Mal nommer
un objet, c'est ajouter

au malheur de ce monde.

Albert Camus.


mercredi 8 juillet 2009

La passion de Claude Eatherly (1918-1978)




Dans notre note de lecture sur le livre de Jean-Christophe Bailly, L'instant et son ombre, nous évoquions les pilotes des avions qui avaient bombardé Hiroshima et Nagasaki, et les légendes qui couraient sur ces hommes tranquilles. En réalité, elles déplaçaient sur eux l'histoire vraie du pilote du Straight Flush, l'avion de reconnaissance météorologique qui précédait le premier bombardier et lui donna le feu vert «No clouds. Go ahead / Pas de nuages, allez-y». Cet homme, celui qui ne bombarda pas Hiroshima, s'appelait Claude Eatherly (1918-1978) et investit de son ombre l'ensemble des acteurs, jusqu'à, involontairement, couvrir leur bonne conscience.

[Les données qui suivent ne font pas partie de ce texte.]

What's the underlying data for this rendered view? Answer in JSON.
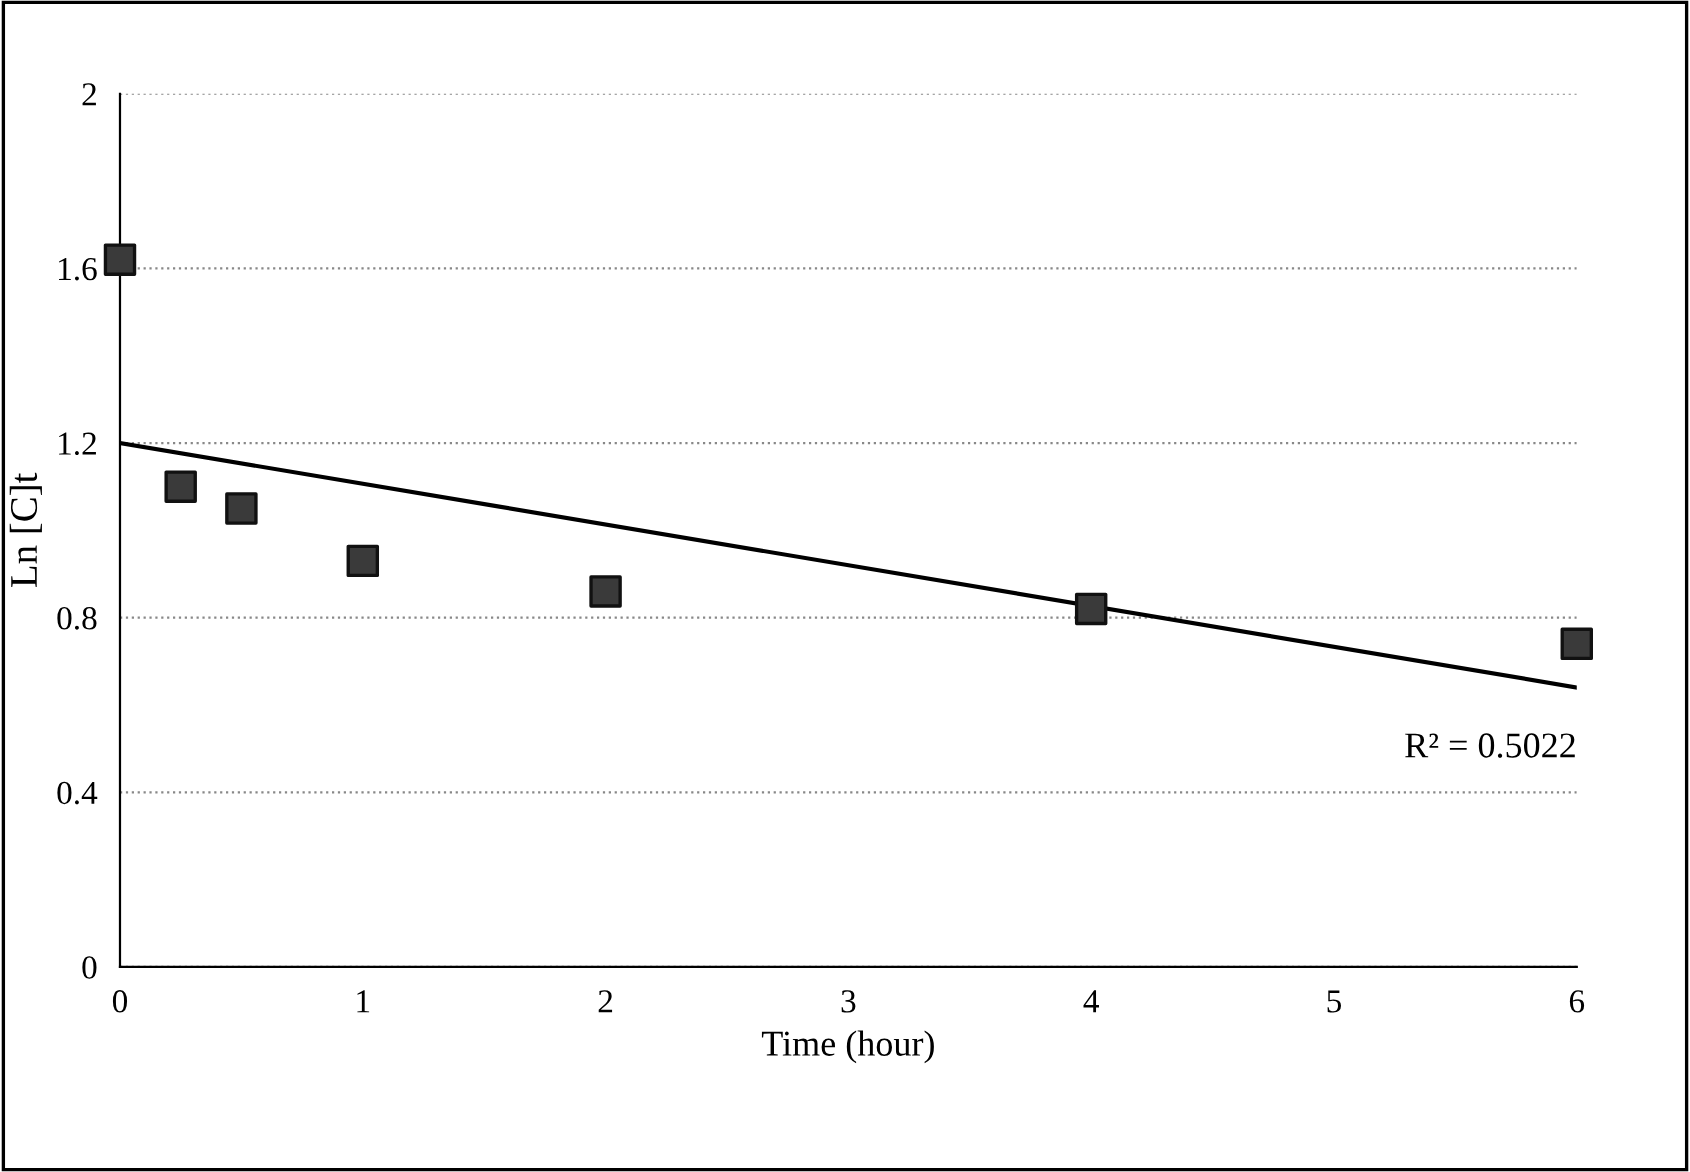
{
  "chart_data": {
    "type": "scatter",
    "xlabel": "Time (hour)",
    "ylabel": "Ln [C]t",
    "series": [
      {
        "color": "#3a3a3a",
        "marker": "square",
        "x": [
          0,
          0.25,
          0.5,
          1,
          2,
          4,
          6
        ],
        "values": [
          1.62,
          1.1,
          1.05,
          0.93,
          0.86,
          0.82,
          0.74
        ]
      },
      {
        "type": "line",
        "color": "#000000",
        "line_style": "solid",
        "x": [
          0,
          6
        ],
        "values": [
          1.2,
          0.64
        ]
      }
    ],
    "xlim": [
      0,
      6
    ],
    "xticks": [
      0,
      1,
      2,
      3,
      4,
      5,
      6
    ],
    "ylim": [
      0,
      2
    ],
    "yticks": [
      0,
      0.4,
      0.8,
      1.2,
      1.6,
      2
    ],
    "grid": "y",
    "legend": false,
    "annotations": [
      "R² = 0.5022"
    ]
  }
}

Il se réfugie d'abord dans un silence paralysant puis, démobilisé, il devient directeur des ventes dans une société pétrolière de Houston. Mais le bon professionnel résiste à ses terreurs nocturnes par l'alcool et les médicaments. Chaque mois, il envoie une partie de son salaire aux victimes d'Hiroshima, écrit aux autorités japonaises pour leur présenter ses excuses. Quand le président Truman annonce que les USA vont construire une bombe H, il tente de se suicider dans un hôtel de la Nouvelle-Orléans, et se retrouve dans un asile psychiatrique, à Waco.

Puis il choisit de se déclasser professionnellement comme ouvrier. Comme il continue d'être célébré en héros national, il se met à commettre, entre 1953 et 1959, des délits divers de façon à être jugé: un chèque qu'il falsifie pour l'envoyer à un orphelinat d'Hiroshima, des attaques à main armée où il n'emporte rien, se mêlent à son divorce et à des tentatives de suicide renouvelées: asile psychiatrique de nouveau, jugements, emprisonnements, internements divers et traitements à l'insuline, tandis que les historiens commencent à s'interroger sur le sens et la nécessité des bombardements atomiques sur le Japon.

C'est alors qu'au printemps 1959, il entame, sans jamais le rencontrer, une correspondance avec le philosophe autrichien Günther Anders (une bonne présentation ici, 1902-1992), élève de Heidegger et proche de Husserl, que le jeune Emmanuel Levinas (1906-1995) traduira dès 1930, ami de Bertolt Brecht, de Walter Benjamin et premier mari de Hannah Arendt. Cette correspondance rétablit en Claude Eatherly une certaine paix mentale: il parvient, non sans épisodes violents (évasion de l'hôpital psychiatrique, transfert parmi les violent cases, passage en cour d'Assises en 1961), à transformer sa passion autodestructrice en engagement militant contre l'arme nucléaire, combat qu'il mènera jusqu'à sa mort en 1978. Cette correspondance a été publiée en France sous le titre: Avoir détruit Hiroshima, Laffont, 1962, avec des préfaces du savant Bertrand Russell (1872-1970) et du journaliste Robert Jungk (1913-1994). Nous pouvons lire ici le texte de cette seconde préface, qui apporte d'autres précisions à cette note trop simple.

Photographie: © Richard Avedon, Major Claude Eatherly on April 3, 1963.